Wednesday, October 18, 2006

More confident...or lazy?

It occured to me today that I will do something these days that I NEVER would have done back in high school, college, or even a few years ago. I will go out of the house without a drop of make up on my face. It doesn't bother me to head to the grocery store, park, even a play group or doctor appointment without anything but a slathering of sunscreen moisturizer. It's not because my face is flawless either! It may not be as broken out as it was in high school, but it sure ain't perfect...plus I'm starting to get wrinkles. So why am I able to do that now when the sheer thought of it then would probably make me faint? I think part of it is that I accept myself more than I did then.
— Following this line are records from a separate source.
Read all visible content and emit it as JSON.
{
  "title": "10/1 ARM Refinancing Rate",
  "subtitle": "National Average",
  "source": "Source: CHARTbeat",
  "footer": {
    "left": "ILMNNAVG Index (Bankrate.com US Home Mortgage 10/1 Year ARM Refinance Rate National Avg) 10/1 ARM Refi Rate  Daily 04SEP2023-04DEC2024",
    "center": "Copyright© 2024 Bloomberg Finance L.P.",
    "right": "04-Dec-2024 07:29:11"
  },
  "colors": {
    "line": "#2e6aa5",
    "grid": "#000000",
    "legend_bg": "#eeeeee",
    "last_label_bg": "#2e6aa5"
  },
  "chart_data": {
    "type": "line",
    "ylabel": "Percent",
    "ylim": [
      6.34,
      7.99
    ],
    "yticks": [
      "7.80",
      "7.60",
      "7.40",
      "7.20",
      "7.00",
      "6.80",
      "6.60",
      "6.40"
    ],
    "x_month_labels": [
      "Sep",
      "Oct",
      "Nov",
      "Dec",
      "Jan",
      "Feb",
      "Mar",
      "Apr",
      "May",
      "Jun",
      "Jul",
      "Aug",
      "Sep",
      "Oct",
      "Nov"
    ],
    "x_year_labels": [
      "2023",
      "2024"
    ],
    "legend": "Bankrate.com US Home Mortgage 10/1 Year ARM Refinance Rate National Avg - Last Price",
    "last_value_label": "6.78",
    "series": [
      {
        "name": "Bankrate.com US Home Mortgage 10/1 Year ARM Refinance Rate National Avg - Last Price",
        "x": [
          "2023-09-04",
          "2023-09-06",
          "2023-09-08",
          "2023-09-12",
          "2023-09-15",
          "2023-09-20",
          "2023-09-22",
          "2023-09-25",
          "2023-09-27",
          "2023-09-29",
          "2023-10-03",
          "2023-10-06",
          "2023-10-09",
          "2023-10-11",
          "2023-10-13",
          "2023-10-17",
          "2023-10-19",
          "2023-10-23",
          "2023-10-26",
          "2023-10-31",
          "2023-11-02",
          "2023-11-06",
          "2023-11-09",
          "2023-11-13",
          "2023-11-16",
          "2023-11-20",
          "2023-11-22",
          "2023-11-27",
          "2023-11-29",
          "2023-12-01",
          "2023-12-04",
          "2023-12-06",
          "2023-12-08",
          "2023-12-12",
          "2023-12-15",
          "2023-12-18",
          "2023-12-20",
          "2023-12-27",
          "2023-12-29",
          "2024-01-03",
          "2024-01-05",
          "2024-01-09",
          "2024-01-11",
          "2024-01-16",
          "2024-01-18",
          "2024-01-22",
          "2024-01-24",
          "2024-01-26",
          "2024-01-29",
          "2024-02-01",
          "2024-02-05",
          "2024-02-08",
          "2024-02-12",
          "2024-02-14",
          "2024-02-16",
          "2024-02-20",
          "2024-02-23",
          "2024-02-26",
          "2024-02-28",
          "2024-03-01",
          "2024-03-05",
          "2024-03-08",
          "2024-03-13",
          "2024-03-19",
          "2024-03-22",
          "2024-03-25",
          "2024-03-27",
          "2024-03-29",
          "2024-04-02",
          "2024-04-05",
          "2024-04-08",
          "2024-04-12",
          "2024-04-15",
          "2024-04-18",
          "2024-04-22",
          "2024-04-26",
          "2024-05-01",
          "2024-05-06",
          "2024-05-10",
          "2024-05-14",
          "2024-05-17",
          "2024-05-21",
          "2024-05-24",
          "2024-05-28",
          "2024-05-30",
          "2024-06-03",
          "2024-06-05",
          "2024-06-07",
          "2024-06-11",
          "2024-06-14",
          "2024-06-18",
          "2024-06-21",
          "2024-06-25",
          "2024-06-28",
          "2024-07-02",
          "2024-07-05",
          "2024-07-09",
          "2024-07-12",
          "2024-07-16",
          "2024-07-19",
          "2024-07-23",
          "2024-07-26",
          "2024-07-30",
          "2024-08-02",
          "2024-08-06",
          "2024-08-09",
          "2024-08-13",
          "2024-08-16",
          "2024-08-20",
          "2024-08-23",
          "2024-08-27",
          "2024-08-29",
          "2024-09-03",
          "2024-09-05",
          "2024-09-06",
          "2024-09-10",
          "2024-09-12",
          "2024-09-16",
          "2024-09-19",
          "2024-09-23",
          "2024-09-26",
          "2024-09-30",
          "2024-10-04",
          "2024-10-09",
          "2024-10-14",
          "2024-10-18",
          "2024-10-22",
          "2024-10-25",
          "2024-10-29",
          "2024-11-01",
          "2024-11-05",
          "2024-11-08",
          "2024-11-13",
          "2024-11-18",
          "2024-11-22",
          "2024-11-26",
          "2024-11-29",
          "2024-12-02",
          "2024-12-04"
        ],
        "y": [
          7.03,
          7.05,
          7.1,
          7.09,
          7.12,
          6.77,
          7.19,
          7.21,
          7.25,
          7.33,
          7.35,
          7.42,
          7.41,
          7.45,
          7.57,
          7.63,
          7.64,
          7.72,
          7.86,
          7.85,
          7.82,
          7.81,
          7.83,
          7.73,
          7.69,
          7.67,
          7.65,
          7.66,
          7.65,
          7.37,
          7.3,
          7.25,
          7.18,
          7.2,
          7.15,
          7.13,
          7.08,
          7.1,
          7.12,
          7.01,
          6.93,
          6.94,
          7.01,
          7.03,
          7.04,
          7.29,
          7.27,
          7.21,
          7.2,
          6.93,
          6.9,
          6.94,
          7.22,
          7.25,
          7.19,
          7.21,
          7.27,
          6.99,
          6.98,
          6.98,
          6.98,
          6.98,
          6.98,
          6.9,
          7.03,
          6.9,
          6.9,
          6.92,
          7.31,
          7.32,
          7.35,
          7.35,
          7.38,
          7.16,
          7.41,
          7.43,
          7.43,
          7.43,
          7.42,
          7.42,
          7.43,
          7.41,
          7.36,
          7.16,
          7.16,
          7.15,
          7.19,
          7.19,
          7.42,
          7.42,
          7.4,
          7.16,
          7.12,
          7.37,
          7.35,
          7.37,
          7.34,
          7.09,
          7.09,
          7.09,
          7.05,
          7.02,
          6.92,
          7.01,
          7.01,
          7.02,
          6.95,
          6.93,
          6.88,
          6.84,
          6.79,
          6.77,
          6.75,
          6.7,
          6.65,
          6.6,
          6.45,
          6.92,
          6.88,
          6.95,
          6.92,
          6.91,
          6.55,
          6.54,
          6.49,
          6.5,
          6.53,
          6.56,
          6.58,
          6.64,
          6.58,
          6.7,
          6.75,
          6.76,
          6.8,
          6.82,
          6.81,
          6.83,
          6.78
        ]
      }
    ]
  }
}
I realize I am not out to impress the world, so I don't have to work so hard to cover what I view as flaws. Maybe another part of it is that I don't have as much time to fret over my own looks now that I have two kids to get dressed and fed every morning. Whatever the reason, I'm glad to be more comfortable in my own skin.

1 comment:

Lindsay said...

Yeah! Someone joining my world. I never wear makeup unless I am going to church or some other special function. Everyone asks me how I do that and I say it is easy - I just don't put on makeup. :) It also helps b/c my husband keeps telling me he prefers me without makeup. Hey, if the one I am trying to impress likes it easier - I am taking it!! :) Doesn't it feel so free?!